A. Şimdi veya geçmişte farklı şekillerde görülen toplumsal iletişim ve toplumsal etkileşimde sürekli yetersizliğin olması.
1) Sosyal -duygusal karşılık vermede yetersizlik (örn. sıradışı toplumsal yakınlaşma, karşılıklı konuşmada güçlük; ilgilerini, duygularını veya duygulanımını paylaşmada yetersizlik, sosyal etkileşime cevap vermeme gibi yetersizlikler.)

2)Sosyal etkileşim için kullanılan sözel olmayan iletişimsel davranışlarda yetersizlik (örn. sözel ve sözel olmayan iletişimde yetersizlikler, sıra dışı göz kontağı, beden dili veya jestleri anlamakta ve kullanmakta yetersizlik; yüz ifadesi ve beden dilinde bariz eksikler.)

3) İlişkileri geliştirmekte, devam ettirmekte ve anlamakta güçlük, Örneğin farklı toplumsal ortamlara uygun davranamamak, hayali oyunda yetersizlik, arkadaş edinememe ve arkadaşa ilgi duymama gibi.

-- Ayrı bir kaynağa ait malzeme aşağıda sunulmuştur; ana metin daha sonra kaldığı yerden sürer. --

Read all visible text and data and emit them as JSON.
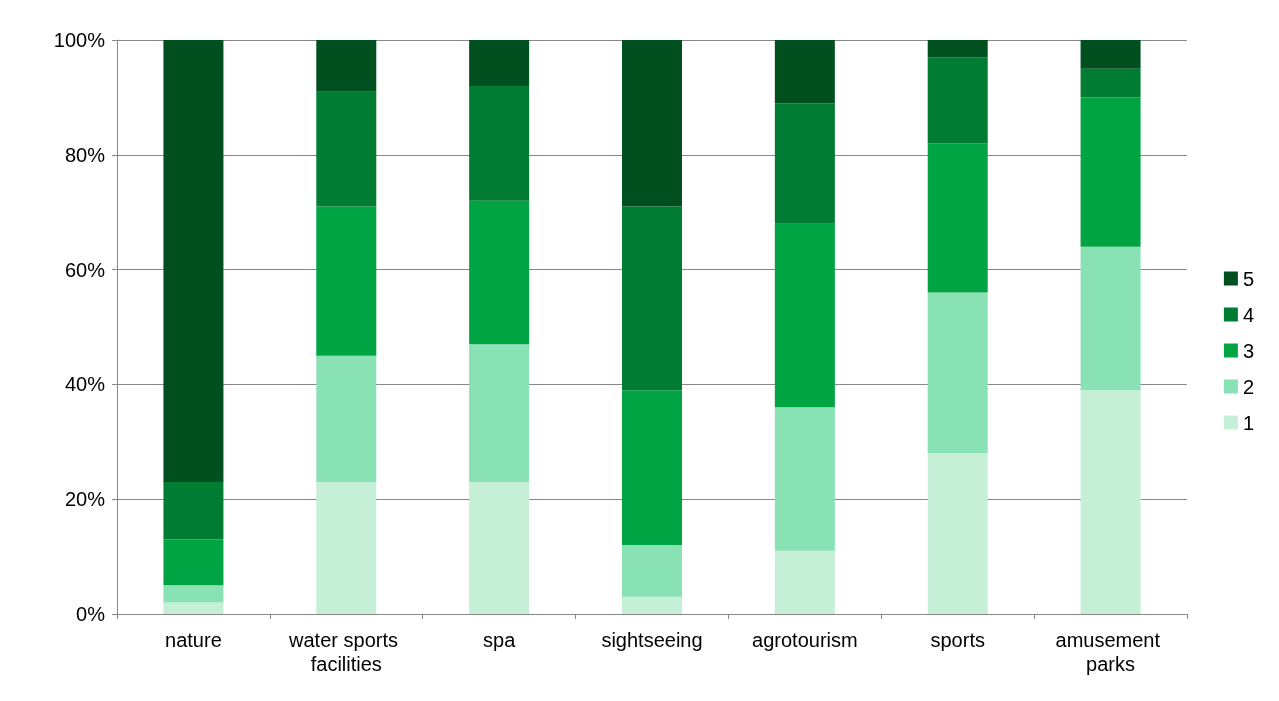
{
  "chart_data": {
    "type": "bar",
    "stacked": true,
    "categories": [
      "nature",
      "water sports facilities",
      "spa",
      "sightseeing",
      "agrotourism",
      "sports",
      "amusement parks"
    ],
    "series": [
      {
        "name": "1",
        "color": "#c6efd7",
        "values": [
          2,
          23,
          23,
          3,
          11,
          28,
          39
        ]
      },
      {
        "name": "2",
        "color": "#88e2b4",
        "values": [
          3,
          22,
          24,
          9,
          25,
          28,
          25
        ]
      },
      {
        "name": "3",
        "color": "#00a443",
        "values": [
          8,
          26,
          25,
          27,
          32,
          26,
          26
        ]
      },
      {
        "name": "4",
        "color": "#007d33",
        "values": [
          10,
          20,
          20,
          32,
          21,
          15,
          5
        ]
      },
      {
        "name": "5",
        "color": "#00501f",
        "values": [
          77,
          9,
          8,
          29,
          11,
          3,
          5
        ]
      }
    ],
    "ylim": [
      0,
      100
    ],
    "yticks": [
      {
        "value": 0,
        "label": "0%"
      },
      {
        "value": 20,
        "label": "20%"
      },
      {
        "value": 40,
        "label": "40%"
      },
      {
        "value": 60,
        "label": "60%"
      },
      {
        "value": 80,
        "label": "80%"
      },
      {
        "value": 100,
        "label": "100%"
      }
    ],
    "grid": "y",
    "legend": "right"
  }
}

   Şu anki şiddeti: Şiddet sosyal iletişimsel alanda yetersizlikler ve kısıtlı, tekrarlayıcı davranışlara göre belirlenir.
 
 B. Aşağıdakilerden en az ikisinin varlığı ile kendini gösteren, şu an veya geçmişte sınırlı, tekrarlayıcı davranışlar, ilgiler ya da etkinlikler.
1) Basmakalıp veya tekrarlayıcı motor hareketler, nesne kullanımı veya konuşma (Basit motor stereotipiler, oyuncakları dizme veya çevirme, ekolali, kendine özgü cümleler)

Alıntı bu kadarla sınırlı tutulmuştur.